Let $X$ be a ringed space (for example, a scheme or a manifold). If $V$ is a locally free $\mathcal{O}_X$-module of rank $n$, then $\mathrm{det}(V) := \Lambda^n V$ is a locally free $\mathcal{O}_X$-module of rank $1$, called the determinant of $V$. Actually $\mathrm{det}$ is a functor. Now I wonder how to give a slick proof of the well-known (?) fact that there is a natural isomorphism
$$\mathrm{det}(V \otimes W) \cong \mathrm{det}(V)^{\otimes m} \otimes \mathrm{det}(W)^{\otimes n},$$
where $V$ is locally free of rank $n$ and $W$ is locally free of rank $m$. For this I would like to construct a map globally and basis-free and then show that it is an isomorphism locally, hence an isomorphism. A typical local generator of $\mathrm{det}(V \otimes W)= \Lambda^{n \times m}(V \otimes W)$ is
$$(v_{11} \otimes w_{11}) \wedge \dotsc \wedge (v_{1m} \otimes w_{1m}) \wedge \dotsc \wedge (v_{n1} \otimes w_{n1}) \wedge \dotsc \wedge (v_{nm} \otimes w_{nm}).$$
To which element of $\Lambda^n(V)^{\otimes m} \otimes \Lambda^m(W)^{\otimes n}$ should we map this?
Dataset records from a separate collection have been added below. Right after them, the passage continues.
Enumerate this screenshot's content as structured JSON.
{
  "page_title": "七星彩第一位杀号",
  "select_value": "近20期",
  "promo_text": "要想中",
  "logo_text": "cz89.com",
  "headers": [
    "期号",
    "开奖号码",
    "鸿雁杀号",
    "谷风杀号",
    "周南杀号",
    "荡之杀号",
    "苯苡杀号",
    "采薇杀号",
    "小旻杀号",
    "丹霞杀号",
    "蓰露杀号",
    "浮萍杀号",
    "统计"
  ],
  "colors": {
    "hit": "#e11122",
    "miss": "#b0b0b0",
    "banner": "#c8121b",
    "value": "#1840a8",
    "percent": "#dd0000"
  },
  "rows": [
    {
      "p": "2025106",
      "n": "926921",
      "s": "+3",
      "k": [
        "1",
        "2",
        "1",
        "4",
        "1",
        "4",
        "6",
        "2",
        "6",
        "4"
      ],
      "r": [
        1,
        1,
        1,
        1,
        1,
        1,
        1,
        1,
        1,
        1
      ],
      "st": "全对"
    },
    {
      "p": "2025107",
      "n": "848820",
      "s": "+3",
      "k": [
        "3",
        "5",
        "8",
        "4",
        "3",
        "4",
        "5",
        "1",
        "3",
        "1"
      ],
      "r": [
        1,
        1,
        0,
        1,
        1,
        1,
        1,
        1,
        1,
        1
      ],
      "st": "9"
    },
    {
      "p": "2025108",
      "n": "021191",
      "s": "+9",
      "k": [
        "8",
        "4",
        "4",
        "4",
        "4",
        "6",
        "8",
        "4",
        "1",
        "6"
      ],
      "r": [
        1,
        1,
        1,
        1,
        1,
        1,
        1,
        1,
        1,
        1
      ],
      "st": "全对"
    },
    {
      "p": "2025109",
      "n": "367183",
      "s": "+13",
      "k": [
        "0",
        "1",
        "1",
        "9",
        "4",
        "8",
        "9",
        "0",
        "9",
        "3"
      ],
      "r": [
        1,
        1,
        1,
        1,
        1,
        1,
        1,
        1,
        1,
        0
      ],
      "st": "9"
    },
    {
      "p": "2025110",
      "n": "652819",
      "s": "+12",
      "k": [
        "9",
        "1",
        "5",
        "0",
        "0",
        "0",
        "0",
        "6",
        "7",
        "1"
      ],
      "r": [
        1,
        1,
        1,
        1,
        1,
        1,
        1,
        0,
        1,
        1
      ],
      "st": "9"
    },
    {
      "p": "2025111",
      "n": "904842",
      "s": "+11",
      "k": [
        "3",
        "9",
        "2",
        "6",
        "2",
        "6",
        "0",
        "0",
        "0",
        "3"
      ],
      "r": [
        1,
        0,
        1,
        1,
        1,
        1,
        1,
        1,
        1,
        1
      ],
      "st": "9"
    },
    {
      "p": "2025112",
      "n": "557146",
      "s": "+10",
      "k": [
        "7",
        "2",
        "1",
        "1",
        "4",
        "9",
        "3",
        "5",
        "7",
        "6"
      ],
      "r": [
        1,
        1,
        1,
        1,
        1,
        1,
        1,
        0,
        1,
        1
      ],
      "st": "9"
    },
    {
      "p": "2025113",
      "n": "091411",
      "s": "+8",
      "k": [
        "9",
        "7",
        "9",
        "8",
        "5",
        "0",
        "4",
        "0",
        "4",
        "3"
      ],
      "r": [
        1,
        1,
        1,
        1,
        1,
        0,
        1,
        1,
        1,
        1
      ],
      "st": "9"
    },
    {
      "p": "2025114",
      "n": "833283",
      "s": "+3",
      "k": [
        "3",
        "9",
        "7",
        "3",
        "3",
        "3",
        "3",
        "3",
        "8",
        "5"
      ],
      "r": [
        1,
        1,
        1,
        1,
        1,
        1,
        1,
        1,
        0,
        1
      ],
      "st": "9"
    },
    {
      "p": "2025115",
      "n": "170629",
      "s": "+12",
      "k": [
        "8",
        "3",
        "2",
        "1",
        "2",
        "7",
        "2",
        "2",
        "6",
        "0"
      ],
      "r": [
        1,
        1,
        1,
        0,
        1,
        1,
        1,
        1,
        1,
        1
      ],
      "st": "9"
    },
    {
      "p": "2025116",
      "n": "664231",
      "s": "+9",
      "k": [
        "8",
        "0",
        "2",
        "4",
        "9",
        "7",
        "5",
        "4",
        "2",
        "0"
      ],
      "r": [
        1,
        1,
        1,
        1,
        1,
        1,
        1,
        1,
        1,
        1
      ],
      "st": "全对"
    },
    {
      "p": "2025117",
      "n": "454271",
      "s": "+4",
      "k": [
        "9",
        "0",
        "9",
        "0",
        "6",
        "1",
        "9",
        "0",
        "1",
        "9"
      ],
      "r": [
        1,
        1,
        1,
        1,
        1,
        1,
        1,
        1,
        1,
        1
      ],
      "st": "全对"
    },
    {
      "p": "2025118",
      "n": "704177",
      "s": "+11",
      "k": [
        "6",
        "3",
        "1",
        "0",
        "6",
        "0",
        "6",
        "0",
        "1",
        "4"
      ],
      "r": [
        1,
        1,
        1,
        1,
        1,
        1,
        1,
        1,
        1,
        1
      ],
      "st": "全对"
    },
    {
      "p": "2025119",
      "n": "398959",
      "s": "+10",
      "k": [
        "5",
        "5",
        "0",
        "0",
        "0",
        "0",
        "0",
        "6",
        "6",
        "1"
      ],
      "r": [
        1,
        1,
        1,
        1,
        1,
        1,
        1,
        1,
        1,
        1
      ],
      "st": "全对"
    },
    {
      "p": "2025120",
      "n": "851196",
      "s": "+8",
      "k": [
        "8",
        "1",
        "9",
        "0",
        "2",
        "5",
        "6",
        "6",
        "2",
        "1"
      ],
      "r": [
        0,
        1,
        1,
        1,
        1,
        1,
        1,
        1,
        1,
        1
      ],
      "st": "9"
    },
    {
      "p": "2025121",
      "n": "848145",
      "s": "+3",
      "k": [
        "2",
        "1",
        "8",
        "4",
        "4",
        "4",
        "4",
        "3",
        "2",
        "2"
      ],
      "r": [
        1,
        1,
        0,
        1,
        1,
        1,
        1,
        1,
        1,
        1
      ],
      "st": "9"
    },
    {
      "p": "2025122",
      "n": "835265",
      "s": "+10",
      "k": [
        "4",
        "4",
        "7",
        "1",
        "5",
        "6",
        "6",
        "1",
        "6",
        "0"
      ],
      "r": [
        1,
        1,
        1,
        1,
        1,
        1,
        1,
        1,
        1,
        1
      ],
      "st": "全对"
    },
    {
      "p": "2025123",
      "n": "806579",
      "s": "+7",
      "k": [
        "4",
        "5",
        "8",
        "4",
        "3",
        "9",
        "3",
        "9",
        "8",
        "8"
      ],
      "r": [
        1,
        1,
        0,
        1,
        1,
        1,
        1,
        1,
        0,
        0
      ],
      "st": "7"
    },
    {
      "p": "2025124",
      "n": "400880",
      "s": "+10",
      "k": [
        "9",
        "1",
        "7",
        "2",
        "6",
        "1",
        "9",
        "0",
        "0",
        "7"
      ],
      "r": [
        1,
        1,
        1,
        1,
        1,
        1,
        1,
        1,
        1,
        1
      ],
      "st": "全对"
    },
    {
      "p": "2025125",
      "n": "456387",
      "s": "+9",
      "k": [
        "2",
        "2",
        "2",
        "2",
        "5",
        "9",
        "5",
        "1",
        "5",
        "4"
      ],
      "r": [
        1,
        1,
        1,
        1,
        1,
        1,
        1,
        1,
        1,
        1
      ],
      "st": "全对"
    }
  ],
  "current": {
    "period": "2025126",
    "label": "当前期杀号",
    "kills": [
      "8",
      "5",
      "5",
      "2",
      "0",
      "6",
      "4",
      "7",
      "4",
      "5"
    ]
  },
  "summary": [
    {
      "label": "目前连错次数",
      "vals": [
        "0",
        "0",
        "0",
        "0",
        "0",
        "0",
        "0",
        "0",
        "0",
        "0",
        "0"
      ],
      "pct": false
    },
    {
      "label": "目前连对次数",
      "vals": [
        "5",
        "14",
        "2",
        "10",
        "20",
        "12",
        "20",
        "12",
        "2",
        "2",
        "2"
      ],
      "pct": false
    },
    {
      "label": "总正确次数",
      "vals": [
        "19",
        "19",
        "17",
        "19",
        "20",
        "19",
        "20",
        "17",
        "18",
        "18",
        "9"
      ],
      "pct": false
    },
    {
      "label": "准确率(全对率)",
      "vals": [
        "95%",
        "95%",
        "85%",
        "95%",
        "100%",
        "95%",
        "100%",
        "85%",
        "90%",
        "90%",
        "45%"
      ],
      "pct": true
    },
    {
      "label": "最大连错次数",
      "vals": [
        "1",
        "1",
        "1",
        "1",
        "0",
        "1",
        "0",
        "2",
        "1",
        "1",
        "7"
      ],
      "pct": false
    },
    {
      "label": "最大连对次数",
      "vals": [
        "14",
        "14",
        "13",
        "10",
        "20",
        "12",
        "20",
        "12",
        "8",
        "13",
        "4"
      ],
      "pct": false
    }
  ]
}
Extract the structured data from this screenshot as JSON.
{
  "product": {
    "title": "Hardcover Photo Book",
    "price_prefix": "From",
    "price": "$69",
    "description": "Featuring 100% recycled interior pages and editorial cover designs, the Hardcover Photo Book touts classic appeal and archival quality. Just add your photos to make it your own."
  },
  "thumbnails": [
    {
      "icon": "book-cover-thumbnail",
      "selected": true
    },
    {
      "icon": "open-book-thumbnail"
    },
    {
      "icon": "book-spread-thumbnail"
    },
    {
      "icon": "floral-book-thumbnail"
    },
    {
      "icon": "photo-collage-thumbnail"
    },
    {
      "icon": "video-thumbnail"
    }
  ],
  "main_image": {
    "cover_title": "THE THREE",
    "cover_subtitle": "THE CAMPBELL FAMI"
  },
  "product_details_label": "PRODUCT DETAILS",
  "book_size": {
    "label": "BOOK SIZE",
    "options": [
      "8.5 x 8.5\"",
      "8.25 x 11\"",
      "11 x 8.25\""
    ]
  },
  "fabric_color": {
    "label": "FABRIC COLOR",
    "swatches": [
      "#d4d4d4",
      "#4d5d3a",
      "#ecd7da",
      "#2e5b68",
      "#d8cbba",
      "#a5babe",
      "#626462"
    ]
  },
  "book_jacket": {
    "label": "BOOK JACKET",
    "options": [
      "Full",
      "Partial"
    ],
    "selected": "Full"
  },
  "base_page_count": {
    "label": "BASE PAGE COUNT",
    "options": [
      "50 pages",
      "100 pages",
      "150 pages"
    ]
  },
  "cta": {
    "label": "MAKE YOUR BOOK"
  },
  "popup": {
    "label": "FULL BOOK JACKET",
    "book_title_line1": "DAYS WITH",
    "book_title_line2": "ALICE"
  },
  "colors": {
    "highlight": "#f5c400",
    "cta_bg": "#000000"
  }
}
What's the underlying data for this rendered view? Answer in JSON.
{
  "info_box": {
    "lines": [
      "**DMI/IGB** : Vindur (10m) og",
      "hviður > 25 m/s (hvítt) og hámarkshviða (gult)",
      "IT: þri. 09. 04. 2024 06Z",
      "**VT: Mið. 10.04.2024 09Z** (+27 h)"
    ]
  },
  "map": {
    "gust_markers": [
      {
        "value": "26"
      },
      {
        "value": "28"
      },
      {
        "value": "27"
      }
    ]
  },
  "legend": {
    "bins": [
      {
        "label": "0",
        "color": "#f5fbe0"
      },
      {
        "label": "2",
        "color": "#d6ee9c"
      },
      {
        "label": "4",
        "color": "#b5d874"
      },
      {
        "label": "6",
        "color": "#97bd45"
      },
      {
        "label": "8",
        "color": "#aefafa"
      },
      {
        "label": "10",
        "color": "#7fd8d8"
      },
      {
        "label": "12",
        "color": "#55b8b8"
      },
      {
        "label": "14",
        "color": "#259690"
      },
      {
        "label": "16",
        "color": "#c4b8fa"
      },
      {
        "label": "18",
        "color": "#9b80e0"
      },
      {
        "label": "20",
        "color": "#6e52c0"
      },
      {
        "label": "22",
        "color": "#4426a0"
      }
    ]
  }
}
Note that SE/571839 is a very similar question, but I would like to have an abstract proof like indicated in the last paragraph of the accepted answer. (In fact, I want to prove a similar formula in an arbitrary cocomplete symmetric monoidal $\mathbb{Q}$-linear category, where $V$ is called locally free of rank $n$ if $\Lambda^n V$ is invertible and $\Lambda^{n+1} V = 0$. Here, no local bases are available.)
Best Answer
Incomplete thoughts:
Thinking of the elements as written in an $n \times m$ grid, send it to the element
$\alpha = \bigotimes_{j=1}^m (v_{1j} \wedge \cdots \wedge v_{nj}) \otimes \bigotimes_{i=1}^n (w_{i1} \wedge \cdots \wedge w_{im})$.
(so, putting the $v$'s together in columns and the $w$'s in rows.)
To see that this is well-defined, it suffices to show that it is zero if two adjacent terms in the long wedge product are equal.
For instance if $v_{11} \otimes w_{11} = v_{12} \otimes w_{12}$, then either both are $0$, in which case we're done, or $v_{11} = \lambda v_{12}$, $w_{11} = \frac{1}{\lambda} w_{12}$ for some scalar $\lambda \ne 0$. Then the second equality forces $\alpha = 0$ by the $i=1$ factor on the $W$ part. This covers all the cases where we exchange two elements in the same row. (It also covers cases where we exchange elements in the same column. So maybe it is already sufficient.)
But there are still the "line break" equalities to consider, and I'm not sure how to complete the argument, sorry. (This feels very reminiscent of Fulton's proof of Sylvester's Lemma in his Young Tableaux book, with a clever recursive argument for this last case.)
Edit: Here's a thought. Rather than using "line break" inequalities, we'll go through the entries of the grid in a back-and-forth order. So, first we consider the equalities along the first row. Then, we consider the equality
$$v_{1m} \otimes w_{1m} = v_{2m} \otimes w_{2m},$$
comparing the "last entries in the first two rows". It's clear that $\alpha = 0$ in this case since it is a "column equality" (we use the $j=m$ factor -- the last one -- in the $V$ part). Then we work backwards along row 2, then forward along row 3, and so on. Thus at every step, we are either using a "row equality" or a "column equality" to conclude that $\alpha = 0$, so at the end, we conclude that the expression is alternating in all $n\cdot m$ wedges.